Different strategies to manage stroke are; to identify risk groups for preventive treatment; development, implantation and dissemination of evidence-based clinical practice guidelines in order to set a standard for stroke management through the continuum of care with early treatment that is fundamental to improve the outcome following an ischemic stroke attack. One of two approved treatments today is IV administration of tissue plasminogen activator (tPA) that will induce thrombolysis, which may remove the clot and restore blood supply to the brain tissue. The other method is to mechanically remove the clot, to restore blood supply. Other approaching methods are in early phase research and some in clinical trials. New potential therapies of interest include administration of neuroprotective agents, cooling of the ischemic brain and the use of stents to revasculate occluded arteries.

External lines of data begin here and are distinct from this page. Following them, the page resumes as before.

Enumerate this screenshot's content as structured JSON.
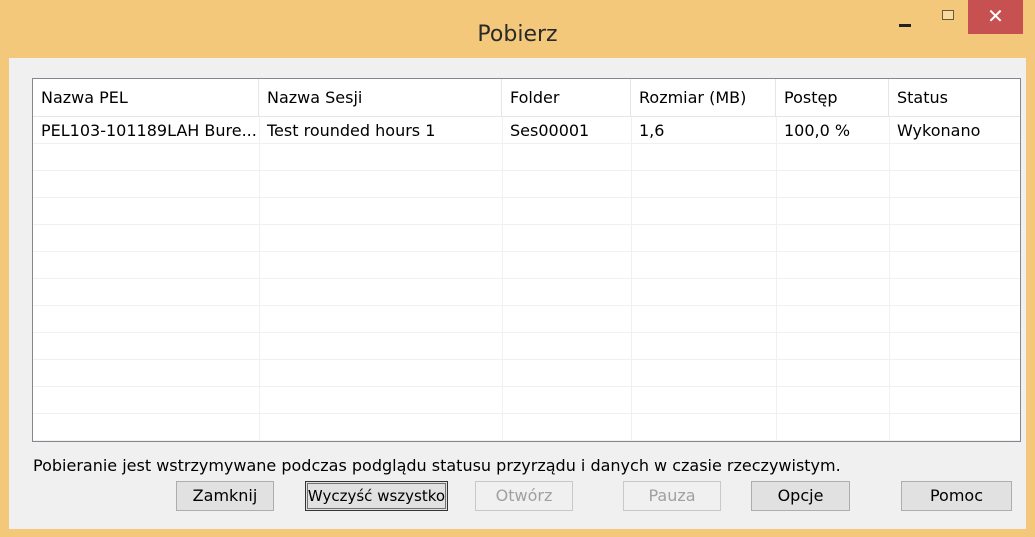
{
  "window": {
    "title": "Pobierz",
    "close_glyph": "✕"
  },
  "table": {
    "columns": [
      "Nazwa PEL",
      "Nazwa Sesji",
      "Folder",
      "Rozmiar (MB)",
      "Postęp",
      "Status"
    ],
    "rows": [
      [
        "PEL103-101189LAH Bure...",
        "Test rounded hours 1",
        "Ses00001",
        "1,6",
        "100,0 %",
        "Wykonano"
      ]
    ]
  },
  "info_text": "Pobieranie jest wstrzymywane podczas podglądu statusu przyrządu i danych w czasie rzeczywistym.",
  "buttons": {
    "close": "Zamknij",
    "clear_all": "Wyczyść wszystko",
    "open": "Otwórz",
    "pause": "Pauza",
    "options": "Opcje",
    "help": "Pomoc"
  },
  "colors": {
    "titlebar": "#f4c87a",
    "close_button": "#c75050",
    "client_bg": "#f0f0f0"
  }
}
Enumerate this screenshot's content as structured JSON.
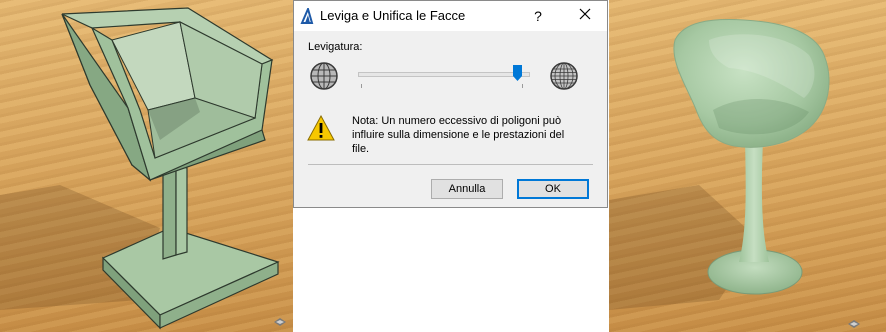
{
  "dialog": {
    "title": "Leviga e Unifica le Facce",
    "help_label": "?",
    "section_label": "Levigatura:",
    "slider": {
      "value": 0.95
    },
    "note": "Nota: Un numero eccessivo di poligoni può influire sulla dimensione e le prestazioni del file.",
    "buttons": {
      "cancel": "Annulla",
      "ok": "OK"
    }
  },
  "colors": {
    "accent": "#0078d7",
    "slider_thumb": "#0078d7",
    "warning": "#f7c800",
    "model_green": "#9cbf9a"
  },
  "icons": [
    "app-icon",
    "close-icon",
    "globe-icon",
    "warning-icon",
    "navigator-icon"
  ]
}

Thus, a method of treatment an ischemic stroke attack generally comprises removing mechanical hinders (blood clots) from the blood flow, e.g. by intravenous administration of tissue plasminogen activator (tPA). It is thought that combining the removal of mechanical hinders from the blood flow with administration, either before or after, of neuroprotective agents, may help saving ischemic neurons in the brain from irreversible injury, including apoptosis. However, as of today no neuroprotective agent has been provided for successful treatment of stroke. It therefore appears that there still is a need for improved treatment of stroke, in particular improved treatment by administration of neuroprotective agents, preferably in combination with the removal of blood clots in the ischemic brain.